A la mañana siguiente, un hombre vestido de negro se presentó en la casa de Dahl en un Buick de 1947 y lo invitó a desayunar a una cafetería cercana. Allí, el extraño hombre —el prototipo del «Hombre de Negro», un personaje habitual en las leyendas sobre ovnis de los años 50 y 60— procedió a repetir cada detalle del encuentro de Dahl y le advirtió que no hablara con nadie más al respecto. Aunque perturbado por la situación, Dahl hizo caso omiso de la advertencia del hombre y escribió a Ray Palmer, adjuntando muestras de los restos de dona recogidos por Fred Crisman al día siguiente del encuentro de Dahl.[1] Palmer se mostró inicialmente escéptico respecto a la historia de Dahl sobre «el que se escapó», pero más tarde cambió de opinión y, a mediados de julio, sugirió a Kenneth Arnold que, como hombre que había descubierto los platillos volantes, era la persona ideal para investigar el caso. Le ofreció a Arnold una gratificación de 200 dólares (unos 2,000 dólares en valor actual) para ayudarle a decidirse.

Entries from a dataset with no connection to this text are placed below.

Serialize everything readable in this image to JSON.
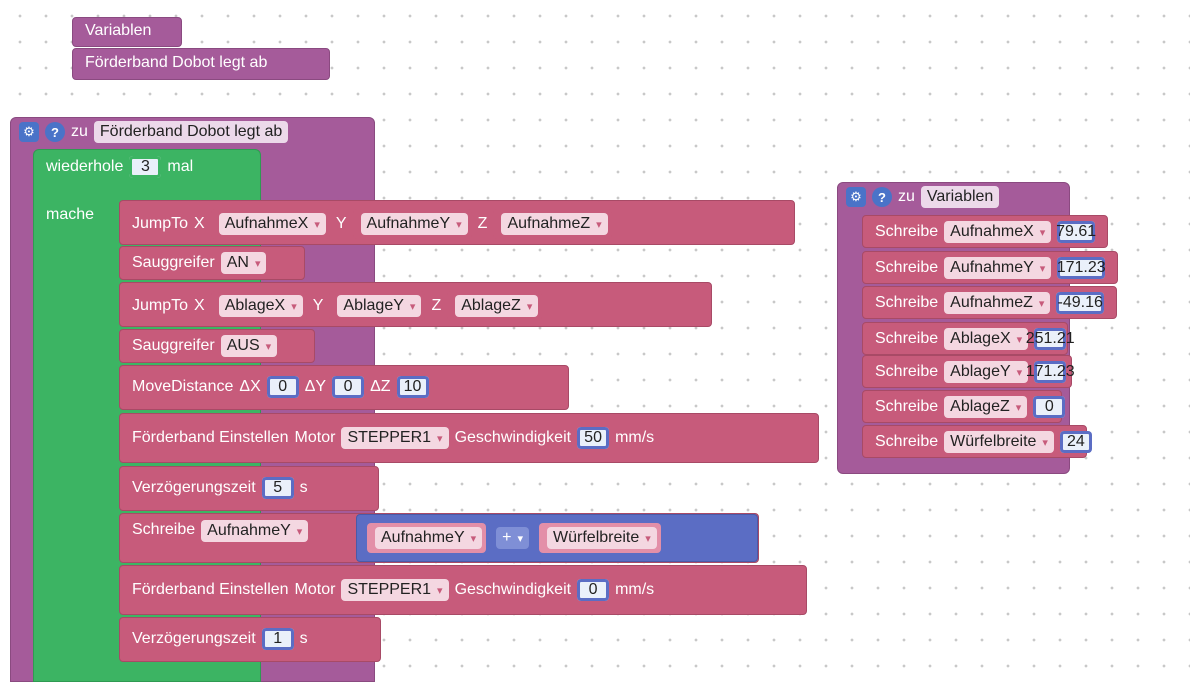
{
  "var_block": {
    "label": "Variablen"
  },
  "call_block": {
    "label": "Förderband Dobot legt ab"
  },
  "proc_main": {
    "zu": "zu",
    "name": "Förderband Dobot legt ab"
  },
  "repeat": {
    "label": "wiederhole",
    "count": "3",
    "mal": "mal",
    "mache": "mache"
  },
  "jump1": {
    "label": "JumpTo",
    "x": "X",
    "y": "Y",
    "z": "Z",
    "vx": "AufnahmeX",
    "vy": "AufnahmeY",
    "vz": "AufnahmeZ"
  },
  "grip1": {
    "label": "Sauggreifer",
    "value": "AN"
  },
  "jump2": {
    "label": "JumpTo",
    "x": "X",
    "y": "Y",
    "z": "Z",
    "vx": "AblageX",
    "vy": "AblageY",
    "vz": "AblageZ"
  },
  "grip2": {
    "label": "Sauggreifer",
    "value": "AUS"
  },
  "move": {
    "label": "MoveDistance",
    "dx": "ΔX",
    "dy": "ΔY",
    "dz": "ΔZ",
    "vx": "0",
    "vy": "0",
    "vz": "10"
  },
  "belt1": {
    "label": "Förderband Einstellen",
    "motor": "Motor",
    "motor_value": "STEPPER1",
    "speed": "Geschwindigkeit",
    "value": "50",
    "unit": "mm/s"
  },
  "delay1": {
    "label": "Verzögerungszeit",
    "value": "5",
    "unit": "s"
  },
  "write_main": {
    "label": "Schreibe",
    "var": "AufnahmeY",
    "a": "AufnahmeY",
    "op": "+",
    "b": "Würfelbreite"
  },
  "belt2": {
    "label": "Förderband Einstellen",
    "motor": "Motor",
    "motor_value": "STEPPER1",
    "speed": "Geschwindigkeit",
    "value": "0",
    "unit": "mm/s"
  },
  "delay2": {
    "label": "Verzögerungszeit",
    "value": "1",
    "unit": "s"
  },
  "proc_vars": {
    "zu": "zu",
    "name": "Variablen",
    "items": [
      {
        "label": "Schreibe",
        "var": "AufnahmeX",
        "value": "79.61"
      },
      {
        "label": "Schreibe",
        "var": "AufnahmeY",
        "value": "171.23"
      },
      {
        "label": "Schreibe",
        "var": "AufnahmeZ",
        "value": "-49.16"
      },
      {
        "label": "Schreibe",
        "var": "AblageX",
        "value": "251.21"
      },
      {
        "label": "Schreibe",
        "var": "AblageY",
        "value": "171.23"
      },
      {
        "label": "Schreibe",
        "var": "AblageZ",
        "value": "0"
      },
      {
        "label": "Schreibe",
        "var": "Würfelbreite",
        "value": "24"
      }
    ]
  },
  "icons": {
    "gear": "gear-icon",
    "help": "help-icon"
  }
}
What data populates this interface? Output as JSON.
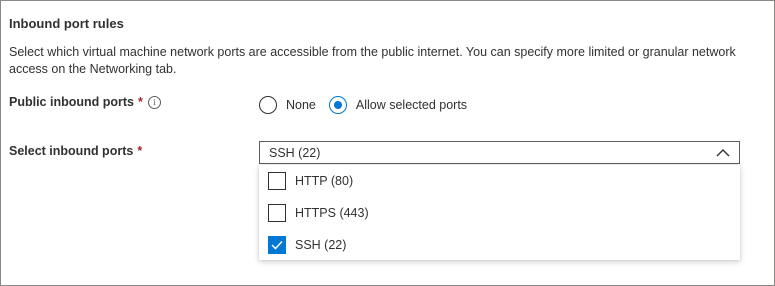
{
  "section": {
    "title": "Inbound port rules",
    "description": "Select which virtual machine network ports are accessible from the public internet. You can specify more limited or granular network access on the Networking tab."
  },
  "public_inbound": {
    "label": "Public inbound ports",
    "required_mark": "*",
    "info_glyph": "i",
    "options": [
      {
        "label": "None",
        "selected": false
      },
      {
        "label": "Allow selected ports",
        "selected": true
      }
    ]
  },
  "select_inbound": {
    "label": "Select inbound ports",
    "required_mark": "*",
    "value": "SSH (22)",
    "expanded": true,
    "options": [
      {
        "label": "HTTP (80)",
        "checked": false
      },
      {
        "label": "HTTPS (443)",
        "checked": false
      },
      {
        "label": "SSH (22)",
        "checked": true
      }
    ]
  },
  "colors": {
    "accent": "#0078d4",
    "required": "#a4262c",
    "text": "#323130",
    "border": "#8a8886"
  }
}
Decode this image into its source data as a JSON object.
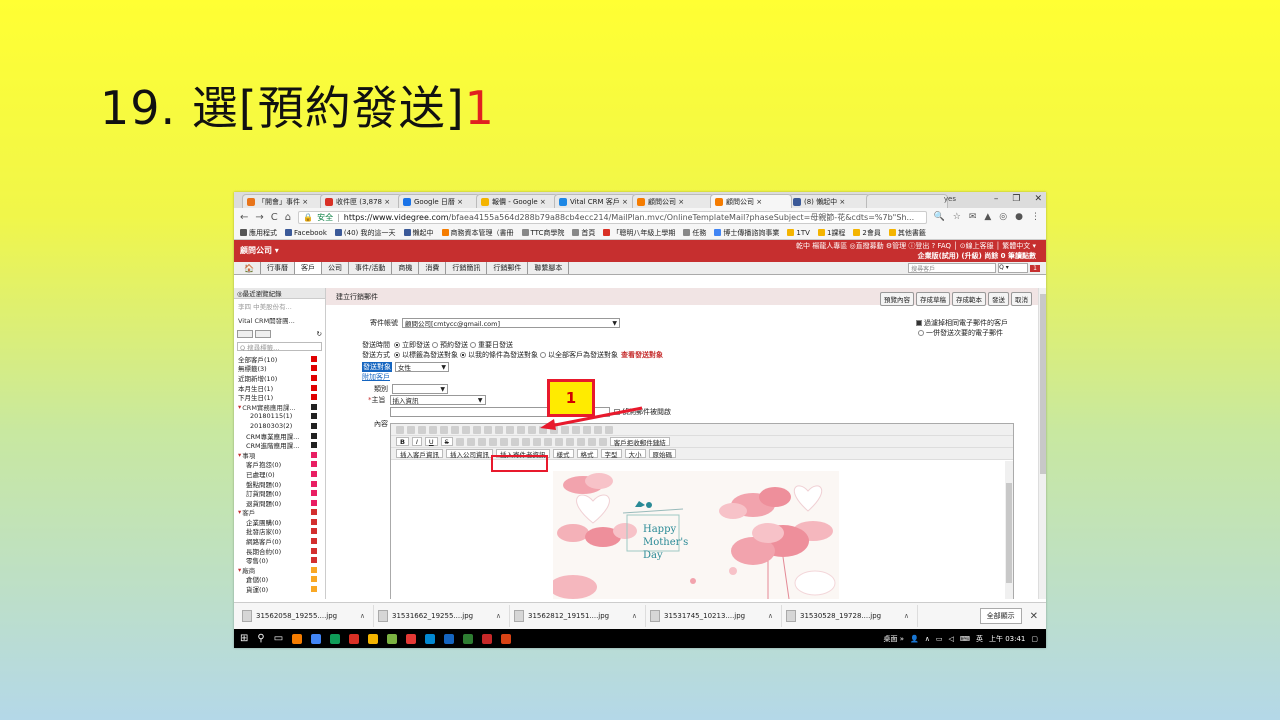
{
  "slide": {
    "title_prefix": "19. 選[預約發送]",
    "title_num": "1"
  },
  "browser": {
    "tabs": [
      {
        "label": "「開會」事件 ×",
        "color": "#e8741a"
      },
      {
        "label": "收件匣 (3,878 ×",
        "color": "#d93025"
      },
      {
        "label": "Google 日曆 ×",
        "color": "#1a73e8"
      },
      {
        "label": "報價 - Google ×",
        "color": "#f4b400"
      },
      {
        "label": "Vital CRM 客戶 ×",
        "color": "#1e88e5"
      },
      {
        "label": "顧問公司 ×",
        "color": "#f57c00"
      },
      {
        "label": "顧問公司 ×",
        "color": "#f57c00"
      },
      {
        "label": "(8) 懶起中 ×",
        "color": "#3b5998"
      }
    ],
    "user": "yes",
    "url_secure": "安全",
    "url_host": "https://www.videgree.com",
    "url_path": "/bfaea4155a564d288b79a88cb4ecc214/MailPlan.mvc/OnlineTemplateMail?phaseSubject=母親節-花&cdts=%7b\"Sh...",
    "bookmarks": [
      {
        "label": "應用程式",
        "color": "#555"
      },
      {
        "label": "Facebook",
        "color": "#3b5998"
      },
      {
        "label": "(40) 我的這一天",
        "color": "#3b5998"
      },
      {
        "label": "懶起中",
        "color": "#3b5998"
      },
      {
        "label": "商務資本管理（書冊",
        "color": "#f57c00"
      },
      {
        "label": "TTC商學院",
        "color": "#888"
      },
      {
        "label": "首頁",
        "color": "#888"
      },
      {
        "label": "「聰明八年級上學期",
        "color": "#d93025"
      },
      {
        "label": "任務",
        "color": "#888"
      },
      {
        "label": "博士傳播諮詢事業",
        "color": "#4285f4"
      },
      {
        "label": "1TV",
        "color": "#f4b400"
      },
      {
        "label": "1課程",
        "color": "#f4b400"
      },
      {
        "label": "2會員",
        "color": "#f4b400"
      },
      {
        "label": "其他書籤",
        "color": "#f4b400"
      }
    ]
  },
  "app": {
    "brand": "顧問公司 ▾",
    "top_links": "乾中 楊龍人專區 ◎直撥募動 ⚙管理 ⓘ登出 ? FAQ │ ⊙線上客服 │ 繁體中文 ▾",
    "trial": "企業版(試用) (升級) 尚餘 0 筆讀點數",
    "menus": [
      "行事曆",
      "客戶",
      "公司",
      "事件/活動",
      "商機",
      "消費",
      "行銷簡訊",
      "行銷郵件",
      "聯繫腳本"
    ],
    "search_placeholder": "搜尋客戶",
    "search_badge": "1"
  },
  "sidebar": {
    "header": "◎最近瀏覽紀錄",
    "recent": [
      "李四 中美股份有...",
      "Vital CRM開發團..."
    ],
    "search_placeholder": "Q 搜尋標籤...",
    "items": [
      {
        "label": "全部客戶(10)",
        "color": "#e00000",
        "indent": 0
      },
      {
        "label": "無標籤(3)",
        "color": "#e00000",
        "indent": 0
      },
      {
        "label": "近期新增(10)",
        "color": "#e00000",
        "indent": 0
      },
      {
        "label": "本月生日(1)",
        "color": "#e00000",
        "indent": 0
      },
      {
        "label": "下月生日(1)",
        "color": "#e00000",
        "indent": 0
      },
      {
        "label": "CRM實務應用課...",
        "color": "#222",
        "indent": -1
      },
      {
        "label": "20180115(1)",
        "color": "#222",
        "indent": 2
      },
      {
        "label": "20180303(2)",
        "color": "#222",
        "indent": 2
      },
      {
        "label": "CRM專業應用課...",
        "color": "#222",
        "indent": 1
      },
      {
        "label": "CRM進階應用課...",
        "color": "#222",
        "indent": 1
      },
      {
        "label": "事項",
        "color": "#e91e63",
        "indent": -1
      },
      {
        "label": "客戶抱怨(0)",
        "color": "#e91e63",
        "indent": 1
      },
      {
        "label": "已處理(0)",
        "color": "#e91e63",
        "indent": 1
      },
      {
        "label": "盤點問題(0)",
        "color": "#e91e63",
        "indent": 1
      },
      {
        "label": "訂貨問題(0)",
        "color": "#e91e63",
        "indent": 1
      },
      {
        "label": "退貨問題(0)",
        "color": "#e91e63",
        "indent": 1
      },
      {
        "label": "客戶",
        "color": "#d32f2f",
        "indent": -1
      },
      {
        "label": "企業團購(0)",
        "color": "#d32f2f",
        "indent": 1
      },
      {
        "label": "批發店家(0)",
        "color": "#d32f2f",
        "indent": 1
      },
      {
        "label": "網路客戶(0)",
        "color": "#d32f2f",
        "indent": 1
      },
      {
        "label": "長期合約(0)",
        "color": "#d32f2f",
        "indent": 1
      },
      {
        "label": "零售(0)",
        "color": "#d32f2f",
        "indent": 1
      },
      {
        "label": "廠商",
        "color": "#f9a825",
        "indent": -1
      },
      {
        "label": "倉儲(0)",
        "color": "#f9a825",
        "indent": 1
      },
      {
        "label": "貨運(0)",
        "color": "#f9a825",
        "indent": 1
      }
    ]
  },
  "form": {
    "crumb": "建立行銷郵件",
    "buttons": [
      "預覽內容",
      "存成草稿",
      "存成範本",
      "發送",
      "取消"
    ],
    "sender_label": "寄件帳號",
    "sender_value": "顧問公司[cmtycc@gmail.com]",
    "dedupe_label": "過濾掉相同電子郵件的客戶",
    "all_label": "一併發送次要的電子郵件",
    "time_label": "發送時間",
    "time_options": [
      "立即發送",
      "預約發送",
      "重要日發送"
    ],
    "method_label": "發送方式",
    "method_options": [
      "以標籤為發送對象",
      "以我的條件為發送對象",
      "以全部客戶為發送對象"
    ],
    "view_targets": "查看發送對象",
    "target_label": "發送對象",
    "target_value": "女性",
    "attach_label": "附加客戶",
    "category_label": "類別",
    "subject_label": "主旨",
    "subject_value": "插入資訊",
    "detect_label": "偵測郵件被閱啟",
    "content_label": "內容",
    "toolbar_buttons": [
      "插入客戶資訊",
      "插入公司資訊",
      "插入寄件者資訊",
      "樣式",
      "格式",
      "字型",
      "大小",
      "原始碼"
    ],
    "unsubscribe_btn": "客戶拒收郵件鏈結",
    "card_text_1": "Happy",
    "card_text_2": "Mother's",
    "card_text_3": "Day"
  },
  "annotation": {
    "step": "1"
  },
  "downloads": {
    "items": [
      "31562058_19255....jpg",
      "31531662_19255....jpg",
      "31562812_19151....jpg",
      "31531745_10213....jpg",
      "31530528_19728....jpg"
    ],
    "show_all": "全部顯示"
  },
  "taskbar": {
    "desktop": "桌面 »",
    "time": "上午 03:41",
    "app_colors": [
      "#f57c00",
      "#4285f4",
      "#0f9d58",
      "#d93025",
      "#f4b400",
      "#7cb342",
      "#e53935",
      "#0288d1",
      "#1565c0",
      "#2e7d32",
      "#c62828",
      "#d84315"
    ]
  }
}
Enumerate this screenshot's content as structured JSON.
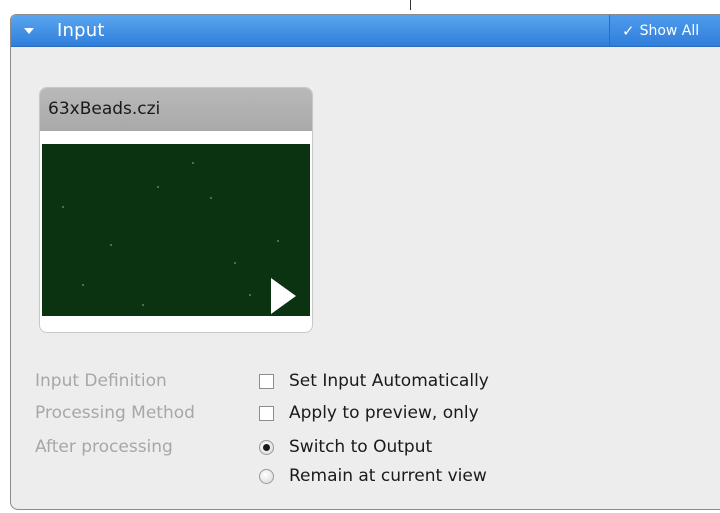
{
  "panel": {
    "title": "Input",
    "show_all_label": "Show All"
  },
  "thumbnail": {
    "file_name": "63xBeads.czi"
  },
  "settings": {
    "input_definition": {
      "label": "Input Definition",
      "option": "Set Input Automatically",
      "checked": false
    },
    "processing_method": {
      "label": "Processing Method",
      "option": "Apply to preview, only",
      "checked": false
    },
    "after_processing": {
      "label": "After processing",
      "options": [
        "Switch to Output",
        "Remain at current view"
      ],
      "selected": "Switch to Output"
    }
  },
  "icons": [
    "collapse-arrow-icon",
    "checkmark-icon",
    "play-icon"
  ],
  "colors": {
    "header_blue": "#3b8ae3",
    "panel_bg": "#ededed",
    "image_bg": "#0b3211"
  }
}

El 25 de julio de 1947, Arnold recibió en su casa de Boise la visita de dos agentes de Inteligencia de la Fuerza Aérea del Ejército, Frank Brown y William Davidson, a quienes se les había encomendado averiguar qué había detrás de las historias sobre platillos volantes. Fue una reunión amistosa: los agentes de la Fuerza Aérea del Ejército interrogaron a Arnold sobre su avistamiento y mostraron interés por la invitación de Palmer, que Arnold aún no había aceptado. Los agentes también hablaron con algunos amigos y contactos del mundo de la aviación de Arnold, y expresaron su preocupación por sus comentarios sobre las aeronaves atómicas. Uno de ellos era David Johnson, editor de aviación del Idaho Statesman. El propio Johnson había visto un platillo volante y fue él quien finalmente convenció a Arnold para que investigara las afirmaciones de Dahl, prometiéndole que su periódico se haría cargo de los gastos.[2]
El 29 de julio, Arnold voló a Tacoma y, durante el trayecto, volvió a avistar un ovni; esta vez se trataba de unas dos docenas de objetos de color latón, con forma de pato, que volaban hacia él a una velocidad inmensa. Al aterrizar en el aeródromo de Tacoma, Arnold se encontró con una habitación ya reservada para él en el lujoso Hotel Winthrop. Esto resultaba extraño: solo Johnson sabía que tenía previsto estar allí ese día. Arnold se instaló en la habitación y localizó a Dahl, quien lo llevó en coche a la casa de una secretaria que se ocupaba de la
escoria negra del platillo, parte de la cual se estaba utilizando como cenicero. A Arnold, los restos del ovni le parecieron lava corriente, pero Dahl insistió en que se trataba del mismo material que había impactado contra su barco. Fred Crisman apareció un poco más tarde, causando en Arnold la impresión de ser un personaje imponente y seguro de sí mismo, en contraste con Dahl, que era bastante tímido y de entendimiento lento, y tendía a retirarse de la conversación cuando Crisman estaba presente.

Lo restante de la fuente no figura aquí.